TRY, AGAIN, and BACK aren't meaningful labels. Try what? Do what again? Back where? TRY, AGAIN and DELAY are useless labels in terms of program execution. Using a label as a means of identifying a block of code isn't wrong, but isn't common. Usually labels are used to identify a place in the program that will, in some manner, be jumped to.

We have no schematic to go with the program, so we have to guess what is being done with the hardware.

You do realize that the delay loop will only be executed once after the line with the stop the motor comment, and the program will simply end. Since the delay loop does nothing in terms of controlling anything, it is useless. You might just as well replace it with END. Sometimes a delay is intended to be used only once, but often it is intended to be CALLed in multiple places in the main program. Something that is CALLed must end with RETURN so the program continues execution at the line after the CALL.

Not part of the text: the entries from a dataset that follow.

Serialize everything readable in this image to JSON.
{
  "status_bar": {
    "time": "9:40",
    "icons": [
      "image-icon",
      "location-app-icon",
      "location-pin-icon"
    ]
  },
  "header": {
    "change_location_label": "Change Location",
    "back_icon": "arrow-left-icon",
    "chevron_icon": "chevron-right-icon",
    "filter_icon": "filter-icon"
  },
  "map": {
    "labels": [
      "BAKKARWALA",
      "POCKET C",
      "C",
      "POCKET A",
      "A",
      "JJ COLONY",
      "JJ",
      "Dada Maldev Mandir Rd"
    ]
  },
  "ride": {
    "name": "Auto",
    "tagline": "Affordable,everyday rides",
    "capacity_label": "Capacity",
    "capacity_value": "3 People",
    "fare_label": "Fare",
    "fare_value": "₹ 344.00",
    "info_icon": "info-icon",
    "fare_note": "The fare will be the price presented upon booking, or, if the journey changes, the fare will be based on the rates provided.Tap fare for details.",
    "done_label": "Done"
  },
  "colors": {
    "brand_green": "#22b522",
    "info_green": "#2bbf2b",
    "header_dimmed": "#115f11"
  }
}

Your previous post did not use a hobby servo. Is this now a completely different circuit?
I'm sorry for the mistake that I made. I will take note on that and will write more meaningful comments in the code next time. It's actually the same circuit using RC servo. The previous post was about how I tried to convert the C to assembly language with the help of converter. Since I wasn't able to understand the converted assembly code, I tried to write the code in assembly straight and managed to get some results.
 

Thread Starter

Eugene Yip

Joined Mar 18, 2018
23
So it is a RC servo!
Many here, at least I do, only deal in industrial servo's, so just using the term 'servo' is vague.
It would be nice if those requiring info on RC type products would at least say so.
Max.
Ahh I'm apologize for being vague for the term I used, I will certainly keep that in mind the next time I write/post a thread. Thank you very much!
 

Thread Starter

Eugene Yip

Joined Mar 18, 2018
23
I'm not familiar with programming the 8051 but just the comments about starting and stoppping the motor make me think you are driving it incorrectly. For the servo to remain in the desired position the pulse train must continue being sent to with the pulse width for that position. The pulse repetition frequency is about 50 hz ( Not critical.) The pulse width between 1 mS and 2 mS (1.5 ms gives the centre position of the servo.

Les.
For the delay to rotate the motor clockwise and anti-clockwise, I calculated it based on the clock frequency of the micro-controller. However, the result I obtained wasn't able to provide a full 90 degree rotation, it only managed to rotate up to around 60-70 degrees.
 

Ian Rogers

Joined Dec 12, 2012
660
it only managed to rotate up to around 60-70 degrees.
Cheap motors sometimes do not turn 180 degrees.. If you try my tutorial that outputs 1mS, 1.5mS and 2mS so if the motor doesn't do -90 and + 90 then the motor isn't set right!